MPN patient Rita experienced an extended path to her diagnosis. Watch as she shares her patient journey of varied symptoms, how self-advocacy and self-education assisted in her care, and her tips on how to empower yourself as a patient. In Rita’s words, “Don’t feel bad about advocating for yourself. Your doctor has many patients, but you have only one you.”
My name is Rita, and I was diagnosed with polycythemia vera in March 2019 after nearly three years of wide-ranging symptoms. Like many patients, my path to diagnosis was long and required me to self-advocate.
I was generally healthy until my symptoms of polycythemia vera began. I first experienced one episode of neck, jaw and chest discomfort, and the hospital blood test showed somewhat elevated platelets, and elevated red cell distribution width (RDW); but the doctors weren’t concerned. Next, I started getting optical migraines that were also dismissed. These were followed by incidents of feeling weak and sweaty; some days with headaches, dizziness, and fatigue; and also looking like I had a sunburn on my face with bloodshot eyes. I dismissed these symptoms. Then I started feeling short of breath at times, especially lying down, and experienced intermittent stabbing underneath my left lower chest area.

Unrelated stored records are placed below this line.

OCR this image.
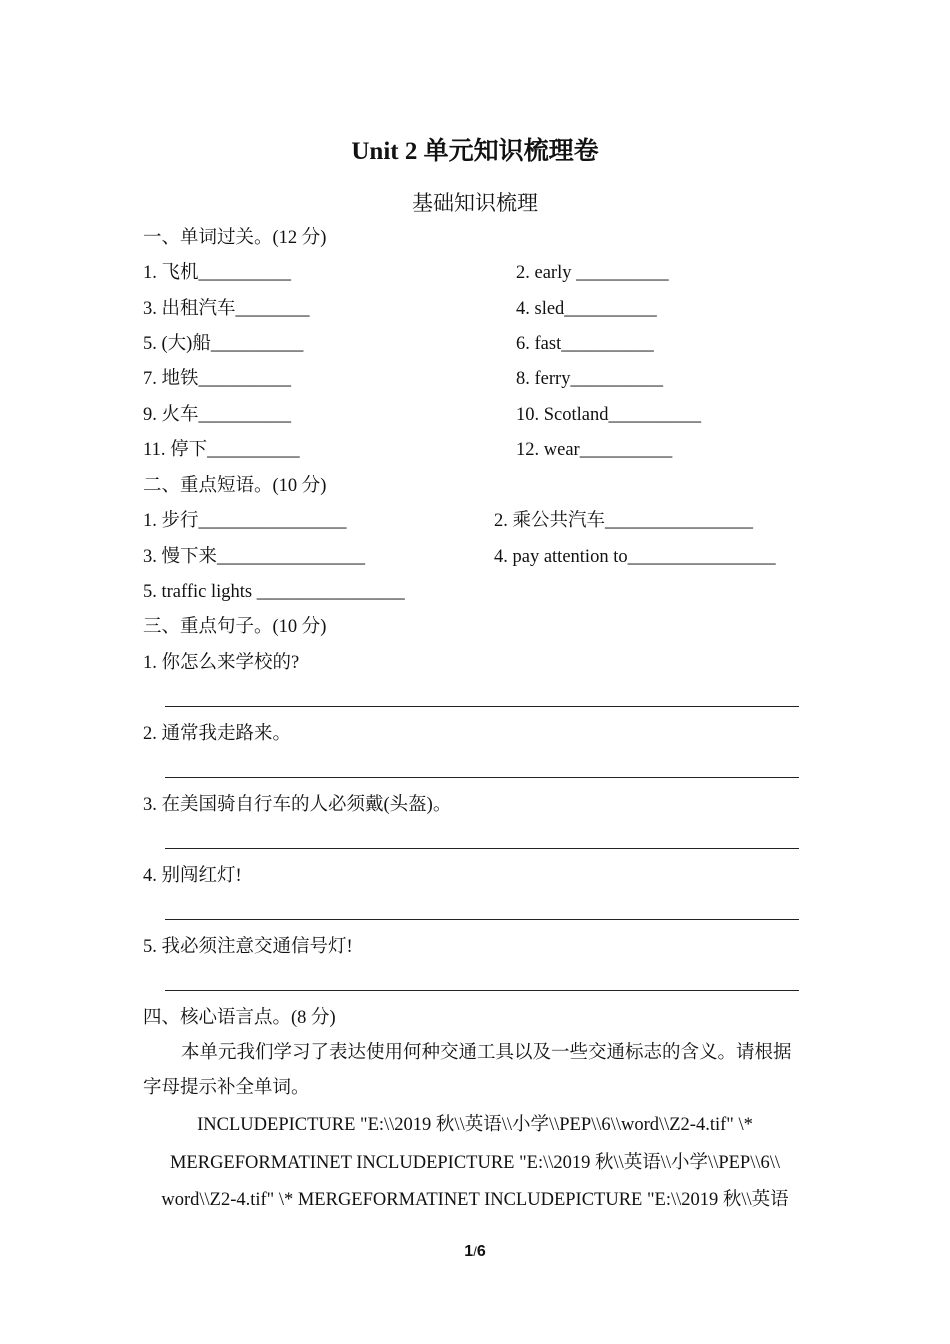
Unit 2 单元知识梳理卷
基础知识梳理
一、单词过关。(12 分)
1. 飞机__________	2. early __________
3. 出租汽车________	4. sled__________
5. (大)船__________	6. fast__________
7. 地铁__________	8. ferry__________
9. 火车__________	10. Scotland__________
11. 停下__________	12. wear__________
二、重点短语。(10 分)
1. 步行________________	2. 乘公共汽车________________
3. 慢下来________________	4. pay attention to________________
5. traffic lights ________________
三、重点句子。(10 分)
1. 你怎么来学校的?
2. 通常我走路来。
3. 在美国骑自行车的人必须戴(头盔)。
4. 别闯红灯!
5. 我必须注意交通信号灯!
四、核心语言点。(8 分)
本单元我们学习了表达使用何种交通工具以及一些交通标志的含义。请根据字母提示补全单词。
INCLUDEPICTURE "E:\\2019 秋\\英语\\小学\\PEP\\6\\word\\Z2-4.tif" \*
MERGEFORMATINET INCLUDEPICTURE "E:\\2019 秋\\英语\\小学\\PEP\\6\\
word\\Z2-4.tif" \* MERGEFORMATINET INCLUDEPICTURE "E:\\2019 秋\\英语
1/6
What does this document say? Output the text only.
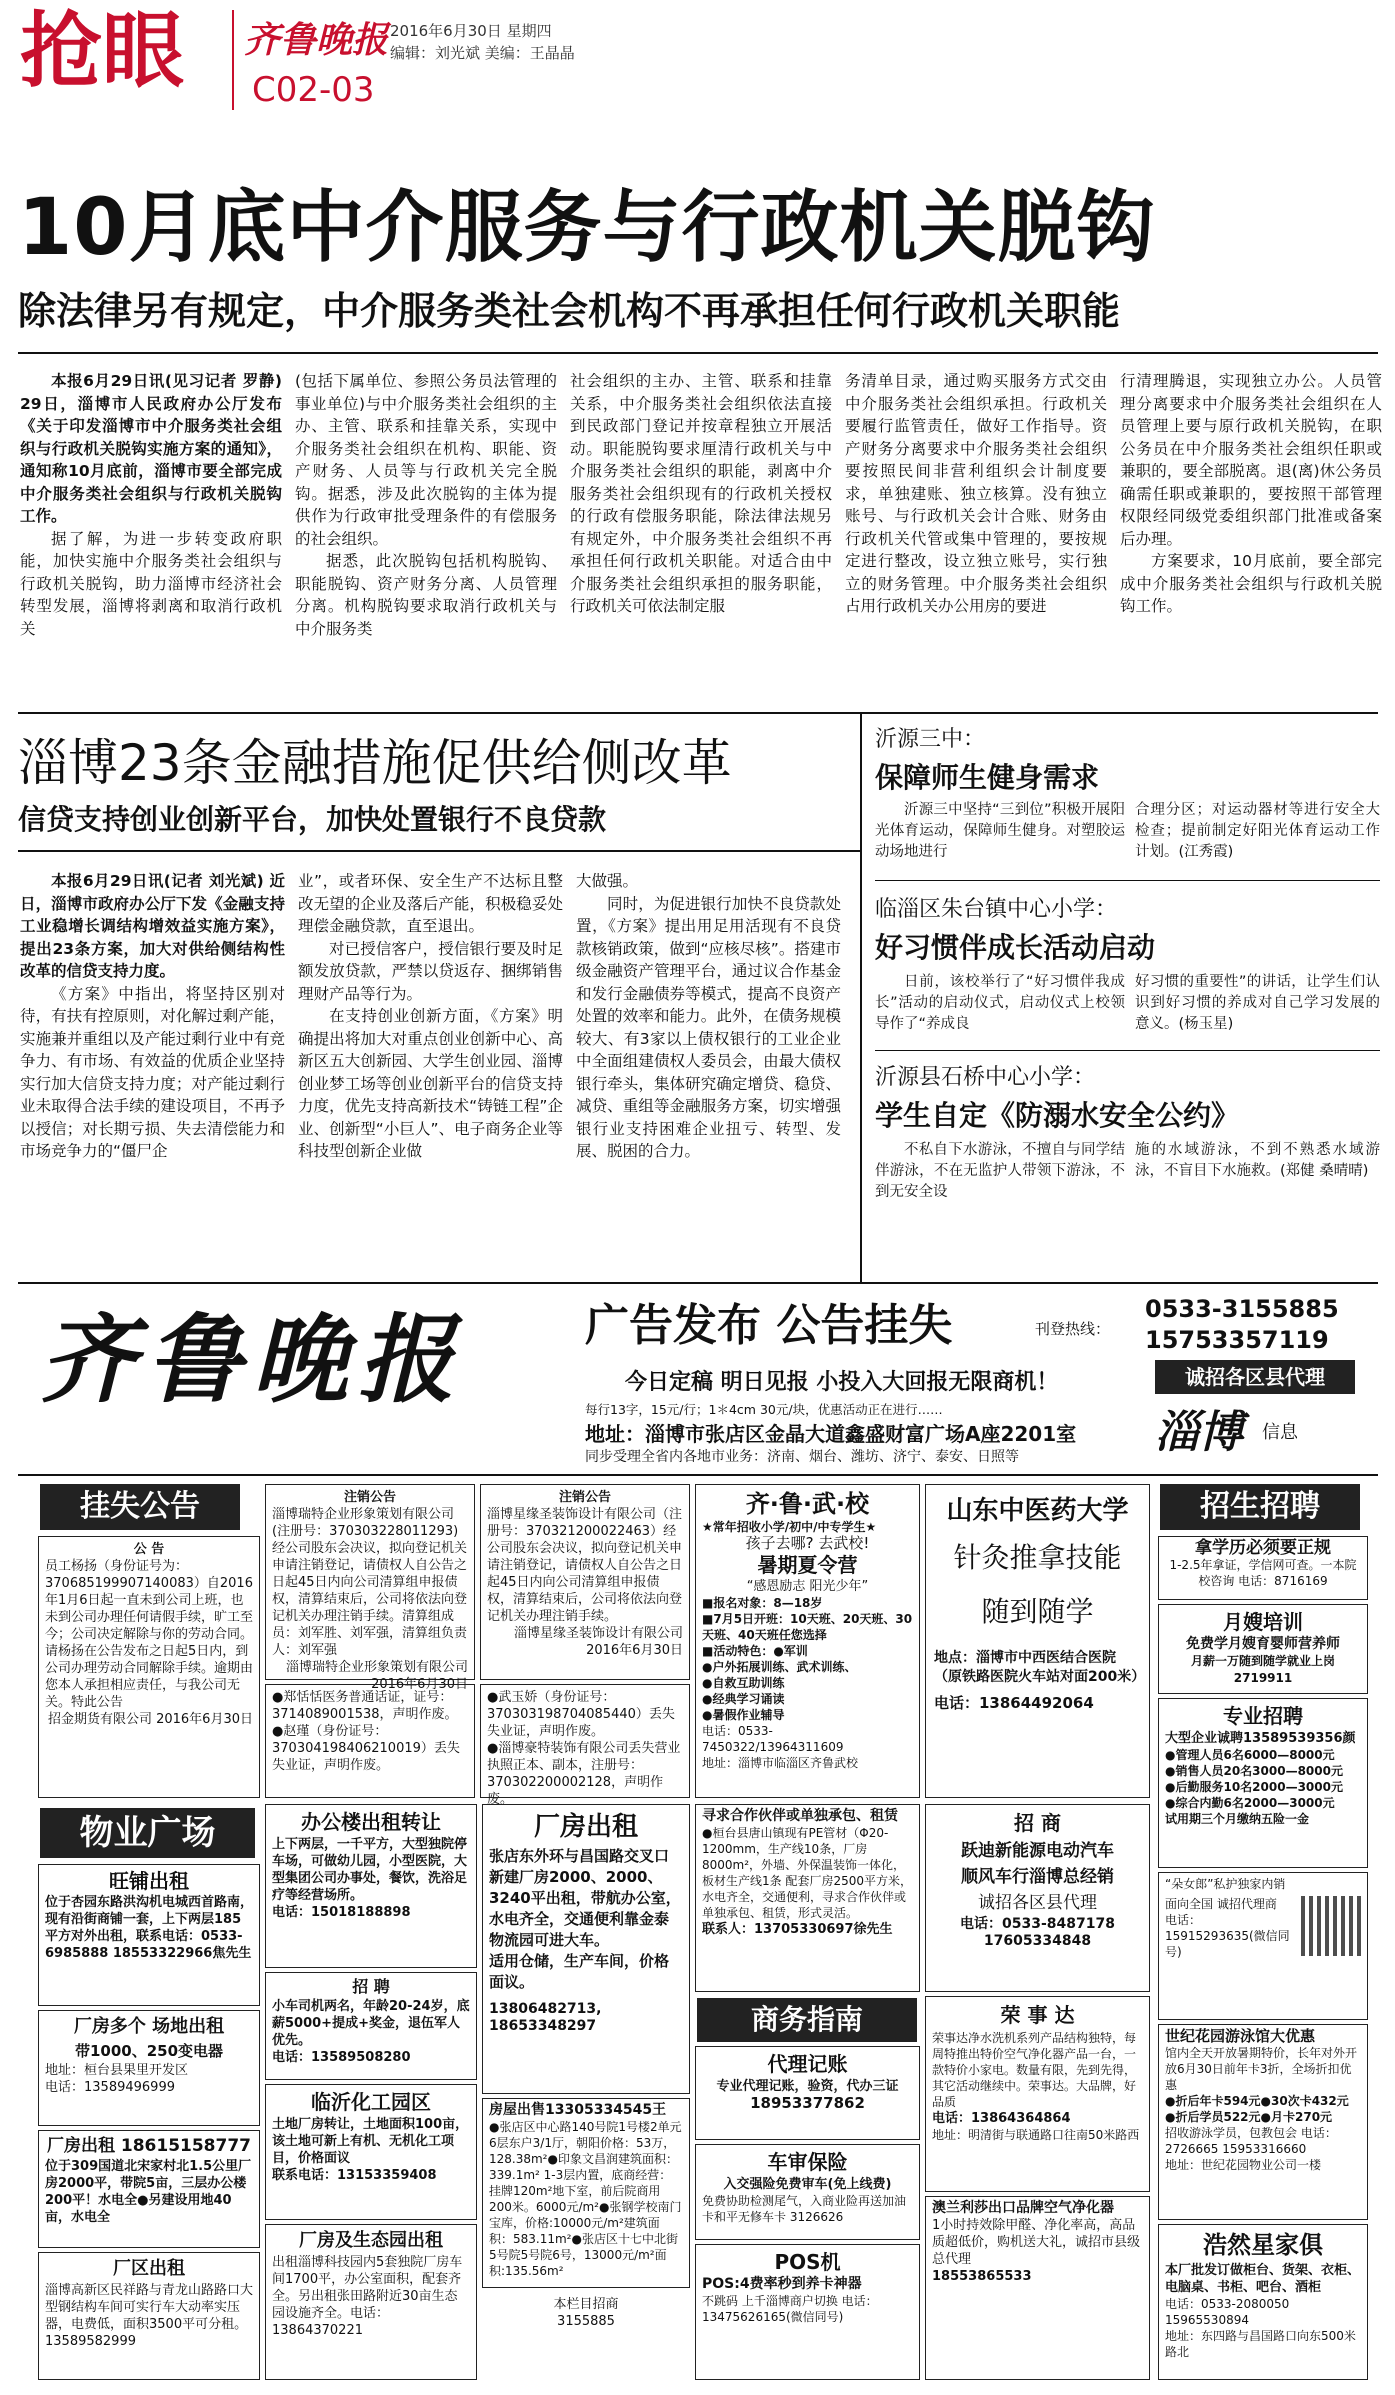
抢眼 齐鲁晚报 2016年6月30日 星期四
编辑：刘光斌 美编：王晶晶
C02-03
10月底中介服务与行政机关脱钩
除法律另有规定，中介服务类社会机构不再承担任何行政机关职能

本报6月29日讯(见习记者 罗静) 29日，淄博市人民政府办公厅发布《关于印发淄博市中介服务类社会组织与行政机关脱钩实施方案的通知》，通知称10月底前，淄博市要全部完成中介服务类社会组织与行政机关脱钩工作。

据了解，为进一步转变政府职能，加快实施中介服务类社会组织与行政机关脱钩，助力淄博市经济社会转型发展，淄博将剥离和取消行政机关

(包括下属单位、参照公务员法管理的事业单位)与中介服务类社会组织的主办、主管、联系和挂靠关系，实现中介服务类社会组织在机构、职能、资产财务、人员等与行政机关完全脱钩。据悉，涉及此次脱钩的主体为提供作为行政审批受理条件的有偿服务的社会组织。

据悉，此次脱钩包括机构脱钩、职能脱钩、资产财务分离、人员管理分离。机构脱钩要求取消行政机关与中介服务类

社会组织的主办、主管、联系和挂靠关系，中介服务类社会组织依法直接到民政部门登记并按章程独立开展活动。职能脱钩要求厘清行政机关与中介服务类社会组织的职能，剥离中介服务类社会组织现有的行政机关授权的行政有偿服务职能，除法律法规另有规定外，中介服务类社会组织不再承担任何行政机关职能。对适合由中介服务类社会组织承担的服务职能，行政机关可依法制定服

务清单目录，通过购买服务方式交由中介服务类社会组织承担。行政机关要履行监管责任，做好工作指导。资产财务分离要求中介服务类社会组织要按照民间非营利组织会计制度要求，单独建账、独立核算。没有独立账号、与行政机关会计合账、财务由行政机关代管或集中管理的，要按规定进行整改，设立独立账号，实行独立的财务管理。中介服务类社会组织占用行政机关办公用房的要进

行清理腾退，实现独立办公。人员管理分离要求中介服务类社会组织在人员管理上要与原行政机关脱钩，在职公务员在中介服务类社会组织任职或兼职的，要全部脱离。退(离)休公务员确需任职或兼职的，要按照干部管理权限经同级党委组织部门批准或备案后办理。

方案要求，10月底前，要全部完成中介服务类社会组织与行政机关脱钩工作。

淄博23条金融措施促供给侧改革
信贷支持创业创新平台，加快处置银行不良贷款

本报6月29日讯(记者 刘光斌) 近日，淄博市政府办公厅下发《金融支持工业稳增长调结构增效益实施方案》，提出23条方案，加大对供给侧结构性改革的信贷支持力度。

《方案》中指出，将坚持区别对待，有扶有控原则，对化解过剩产能，实施兼并重组以及产能过剩行业中有竞争力、有市场、有效益的优质企业坚持实行加大信贷支持力度；对产能过剩行业未取得合法手续的建设项目，不再予以授信；对长期亏损、失去清偿能力和市场竞争力的“僵尸企

业”，或者环保、安全生产不达标且整改无望的企业及落后产能，积极稳妥处理偿金融贷款，直至退出。

对已授信客户，授信银行要及时足额发放贷款，严禁以贷返存、捆绑销售理财产品等行为。

在支持创业创新方面，《方案》明确提出将加大对重点创业创新中心、高新区五大创新园、大学生创业园、淄博创业梦工场等创业创新平台的信贷支持力度，优先支持高新技术“铸链工程”企业、创新型“小巨人”、电子商务企业等科技型创新企业做

大做强。

同时，为促进银行加快不良贷款处置，《方案》提出用足用活现有不良贷款核销政策，做到“应核尽核”。搭建市级金融资产管理平台，通过议合作基金和发行金融债券等模式，提高不良资产处置的效率和能力。此外，在债务规模较大、有3家以上债权银行的工业企业中全面组建债权人委员会，由最大债权银行牵头，集体研究确定增贷、稳贷、减贷、重组等金融服务方案，切实增强银行业支持困难企业扭亏、转型、发展、脱困的合力。

沂源三中：
保障师生健身需求

沂源三中坚持“三到位”积极开展阳光体育运动，保障师生健身。对塑胶运动场地进行

合理分区；对运动器材等进行安全大检查；提前制定好阳光体育运动工作计划。(江秀霞)

临淄区朱台镇中心小学：
好习惯伴成长活动启动

日前，该校举行了“好习惯伴我成长”活动的启动仪式，启动仪式上校领导作了“养成良

好习惯的重要性”的讲话，让学生们认识到好习惯的养成对自己学习发展的意义。(杨玉星)

沂源县石桥中心小学：
学生自定《防溺水安全公约》

不私自下水游泳，不擅自与同学结伴游泳，不在无监护人带领下游泳，不到无安全设

施的水域游泳，不到不熟悉水域游泳，不盲目下水施救。(郑健 桑晴晴)

齐鲁晚报	广告发布 公告挂失	刊登热线：
0533-3155885
15753357119
今日定稿 明日见报 小投入大回报无限商机！	诚招各区县代理
每行13字，15元/行；1＊4cm 30元/块，优惠活动正在进行……
地址：淄博市张店区金晶大道鑫盛财富广场A座2201室 淄博 信息
同步受理全省内各地市业务：济南、烟台、潍坊、济宁、泰安、日照等
挂失公告
公 告
员工杨扬（身份证号为：370685199907140083）自2016年1月6日起一直未到公司上班，也未到公司办理任何请假手续，旷工至今；公司决定解除与你的劳动合同。请杨扬在公告发布之日起5日内，到公司办理劳动合同解除手续。逾期由您本人承担相应责任，与我公司无关。特此公告
招金期货有限公司 2016年6月30日
注销公告
淄博瑞特企业形象策划有限公司(注册号：370303228011293)经公司股东会决议，拟向登记机关申请注销登记，请债权人自公告之日起45日内向公司清算组申报债权，清算结束后，公司将依法向登记机关办理注销手续。清算组成员：刘军胜、刘军强，清算组负责人：刘军强
淄博瑞特企业形象策划有限公司 2016年6月30日
注销公告
淄博星缘圣装饰设计有限公司（注册号：370321200022463）经公司股东会决议，拟向登记机关申请注销登记，请债权人自公告之日起45日内向公司清算组申报债权，清算结束后，公司将依法向登记机关办理注销手续。
淄博星缘圣装饰设计有限公司 2016年6月30日
●郑恬恬医务普通话证，证号：3714089001538，声明作废。
●赵瑾（身份证号：370304198406210019）丢失失业证，声明作废。
●武玉娇（身份证号：370303198704085440）丢失失业证，声明作废。
●淄博豪特装饰有限公司丢失营业执照正本、副本，注册号：370302200002128，声明作废。
齐·鲁·武·校
★常年招收小学/初中/中专学生★
孩子去哪? 去武校!
暑期夏令营
“感恩励志 阳光少年”
■报名对象：8—18岁
■7月5日开班：10天班、20天班、30天班、40天班任您选择
■活动特色：●军训
●户外拓展训练、武术训练、
●自救互助训练
●经典学习诵读
●暑假作业辅导
电话：0533-7450322/13964311609
地址：淄博市临淄区齐鲁武校
山东中医药大学
针灸推拿技能
随到随学
地点：淄博市中西医结合医院（原铁路医院火车站对面200米）
电话：13864492064
招生招聘
拿学历必须要正规
1-2.5年拿证，学信网可查。一本院校咨询 电话：8716169
月嫂培训
免费学月嫂育婴师营养师
月薪一万随到随学就业上岗2719911
专业招聘
大型企业诚聘13589539356颜
●管理人员6名6000—8000元
●销售人员20名3000—8000元
●后勤服务10名2000—3000元
●综合内勤6名2000—3000元
试用期三个月缴纳五险一金
物业广场
旺铺出租
位于杏园东路洪沟机电城西首路南，现有沿街商铺一套，上下两层185平方对外出租，联系电话：0533-6985888 18553322966焦先生
厂房多个 场地出租
带1000、250变电器
地址：桓台县果里开发区
电话：13589496999
厂房出租 18615158777
位于309国道北宋家村北1.5公里厂房2000平，带院5亩，三层办公楼200平！水电全●另建设用地40亩，水电全
厂区出租
淄博高新区民祥路与青龙山路路口大型钢结构车间可实行车大动率实压器，电费低，面积3500平可分租。13589582999
办公楼出租转让
上下两层，一千平方，大型独院停车场，可做幼儿园，小型医院，大型集团公司办事处，餐饮，洗浴足疗等经营场所。
电话：15018188898
招 聘
小车司机两名，年龄20-24岁，底薪5000+提成+奖金，退伍军人优先。
电话：13589508280
临沂化工园区
土地厂房转让，土地面积100亩，该土地可新上有机、无机化工项目，价格面议
联系电话：13153359408
厂房及生态园出租
出租淄博科技园内5套独院厂房车间1700平，办公室面积，配套齐全。另出租张田路附近30亩生态园设施齐全。电话：13864370221
厂房出租
张店东外环与昌国路交叉口新建厂房2000、2000、3240平出租，带航办公室，水电齐全，交通便利靠金泰物流园可进大车。
适用仓储，生产车间，价格面议。
13806482713, 18653348297
房屋出售13305334545王
●张店区中心路140号院1号楼2单元6层东户3/1厅，朝阳价格：53万，128.38m²●印象文昌润建筑面积：339.1m² 1-3层内置，底商经营：挂牌120m²地下室，前后院商用200米。6000元/m²●张钢学校南门宝库，价格:10000元/m²建筑面积：583.11m²●张店区十七中北街5号院5号院6号，13000元/m²面积:135.56m²
本栏目招商
3155885
寻求合作伙伴或单独承包、租赁
●桓台县唐山镇现有PE管材（Φ20-1200mm，生产线10条，厂房8000m²，外墙、外保温装饰一体化，板材生产线1条 配套厂房2500平方米，水电齐全，交通便利，寻求合作伙伴或单独承包、租赁，形式灵活。
联系人：13705330697徐先生
商务指南
代理记账
专业代理记账，验资，代办三证
18953377862
车审保险
入交强险免费审车(免上线费)
免费协助检测尾气，入商业险再送加油卡和平无修车卡 3126626
POS机
POS:4费率秒到养卡神器
不跳码 上千淄博商户切换 电话：13475626165(微信同号)
招 商
跃迪新能源电动汽车
顺风车行淄博总经销
诚招各区县代理
电话：0533-8487178 17605334848
荣 事 达
荣事达净水洗机系列产品结构独特，每周特推出特价空气净化器产品一台，一款特价小家电。数量有限，先到先得，其它活动继续中。荣事达。大品牌，好品质
电话：13864364864
地址：明清街与联通路口往南50米路西
澳兰利莎出口品牌空气净化器
1小时持效除甲醛、净化率高，高品质超低价，购机送大礼，诚招市县级总代理
18553865533
“朵女郎”私护独家内销
面向全国 诚招代理商
电话：15915293635(微信同号)
世纪花园游泳馆大优惠
馆内全天开放暑期特价，长年对外开放6月30日前年卡3折，全场折扣优惠
●折后年卡594元●30次卡432元
●折后学员522元●月卡270元
招收游泳学员，包教包会 电话：2726665 15953316660
地址：世纪花园物业公司一楼
浩然星家俱
本厂批发订做柜台、货架、衣柜、电脑桌、书柜、吧台、酒柜
电话：0533-2080050 15965530894
地址：东四路与昌国路口向东500米路北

After having blood tests done, I had to call to find out my results that showed high hemoglobin, high red blood cells, and high hematocrit levels. After I Googled my test results, the first thing that came up was polycythemia vera. Experiencing additional vision issues, abnormal blood test results, chest pressure, and “foggy headedness” that frightened me, my doctor finally referred me to a hematologist who confirmed my suspicions with a PV diagnosis.
Some things I have learned during my MPN journey include:
- We need to feel comfortable advocating for ourselves, and we need to make sure our doctors are open to being our partner in healthcare rather than our ‘boss’ in health care.
- We also need to educate doctors that what looks like “dehydration” on a CBC could actually be a rare blood cancer.
- Get copies of your own blood test results, X-rays, other medical reports, etc., and, within reason, try to learn what they mean.
- Diagnosed patients should be allowed to self-refer to an MPN specialist rather than be dependent on their physicians to do it.
- We need to self-advocate as “women of a certain age” to make sure we’re not medically or symptomatically reduced to “it’s menopause.”
- Be careful how you express yourself to your doctor, because a careless comment may throw off your path to a correct diagnosis.
- Don’t feel bad about advocating for yourself. Your doctor has many patients, but you have only one you.
These actions are key to staying on your path to empowerment.